Dr. Thomas Catley, postdoctoral research associate at the University of Sheffield's School of Chemical, Materials and Biological Engineering, said: "It is incredible to be able to see how these proteins cling to DNA with nanometre precision."

Why does it matter?

More effective cancer treatment with fewer lasting tradeoffs could reduce damage to the heart, brain, and other healthy tissue, which can affect quality of life after treatment ends.

The finding raises the possibility of reducing treatment-related harm, especially in cells the body cannot easily replace. If researchers can better separate cancer-killing effects from healthy-cell toxicity, it could improve both survival and recovery.

This was an in vitro study using cells extracted from mice, not a human clinical trial. That means the results are promising, but patients should not expect immediate changes to chemotherapy protocols.

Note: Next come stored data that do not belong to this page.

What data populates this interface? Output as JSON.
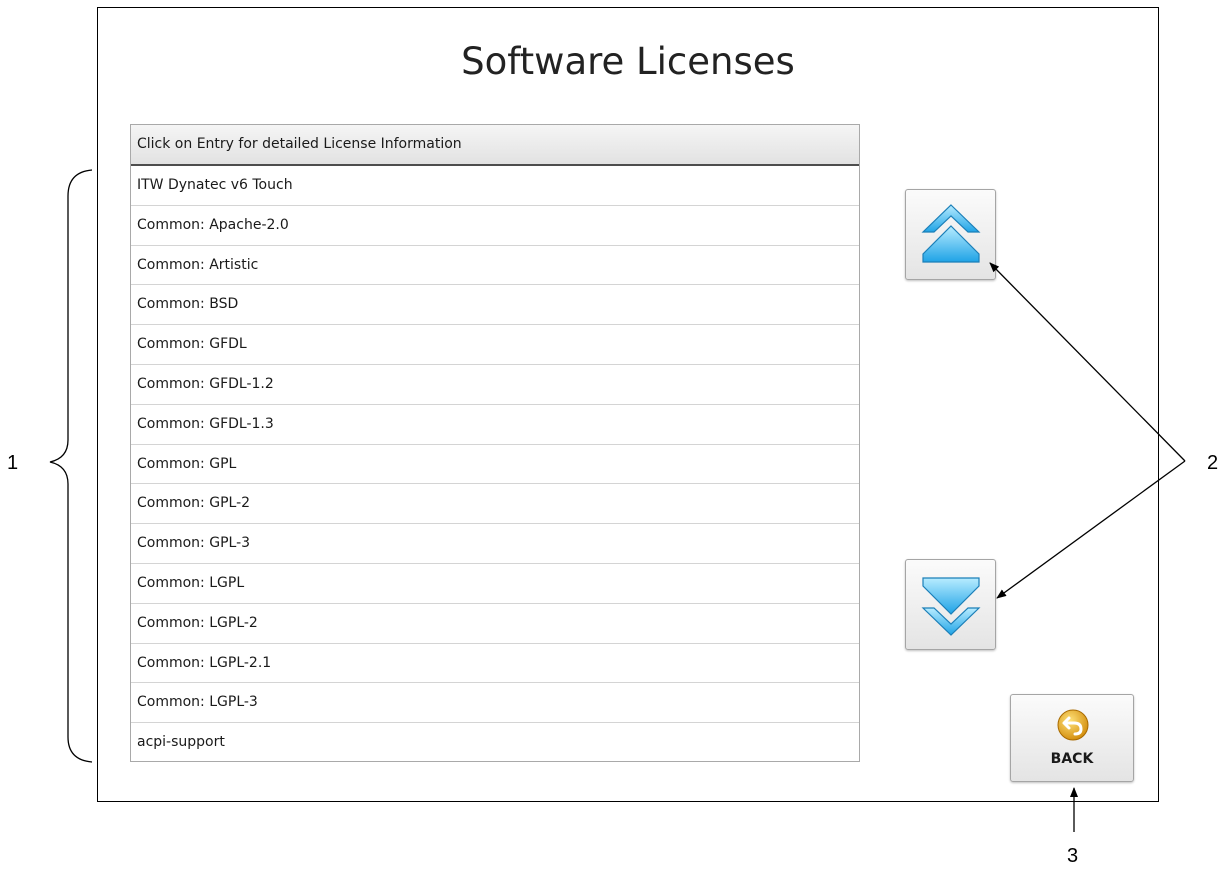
{
  "screen": {
    "title": "Software Licenses"
  },
  "license_table": {
    "header": "Click on Entry for detailed License Information",
    "rows": [
      "ITW Dynatec v6 Touch",
      "Common: Apache-2.0",
      "Common: Artistic",
      "Common: BSD",
      "Common: GFDL",
      "Common: GFDL-1.2",
      "Common: GFDL-1.3",
      "Common: GPL",
      "Common: GPL-2",
      "Common: GPL-3",
      "Common: LGPL",
      "Common: LGPL-2",
      "Common: LGPL-2.1",
      "Common: LGPL-3",
      "acpi-support"
    ]
  },
  "buttons": {
    "scroll_up_icon": "double-chevron-up-icon",
    "scroll_down_icon": "double-chevron-down-icon",
    "back_label": "BACK",
    "back_icon": "back-arrow-icon"
  },
  "callouts": {
    "one": "1",
    "two": "2",
    "three": "3"
  },
  "colors": {
    "arrow_blue": "#3fb6ee",
    "back_icon_gold": "#e0a21a"
  }
}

The research reflects a broader shift in medicine toward more precise therapies that cause less collateral damage.

What's being done?

The researchers plan to next determine whether combining TOP2 chemotherapy with HSF1 inhibition can protect healthy tissue without weakening the drugs' anti-cancer effect.

In lab experiments, adding an HSF1 inhibitor greatly reduced toxicity in healthy, non-dividing cells while preserving the treatment's ability to attack tumors.

Ram Madabhushi, associate professor at UT Southwestern who led the research, said the finding suggests cells "preferentially regulate TOP2B over TOP2A in this manner."

The work remains a research pathway rather than a finished therapy. Scientists still need animal data and, eventually, human trials to determine whether the strategy is both safe and effective.

"From this, we hope to discover new ways of treating cancer effectively," Catley said. 

Madabhushi added, "We are currently testing whether combination therapy with HSF1 inhibitors can protect mice from the secondary toxicity of chemotherapy with TOP2 poisons."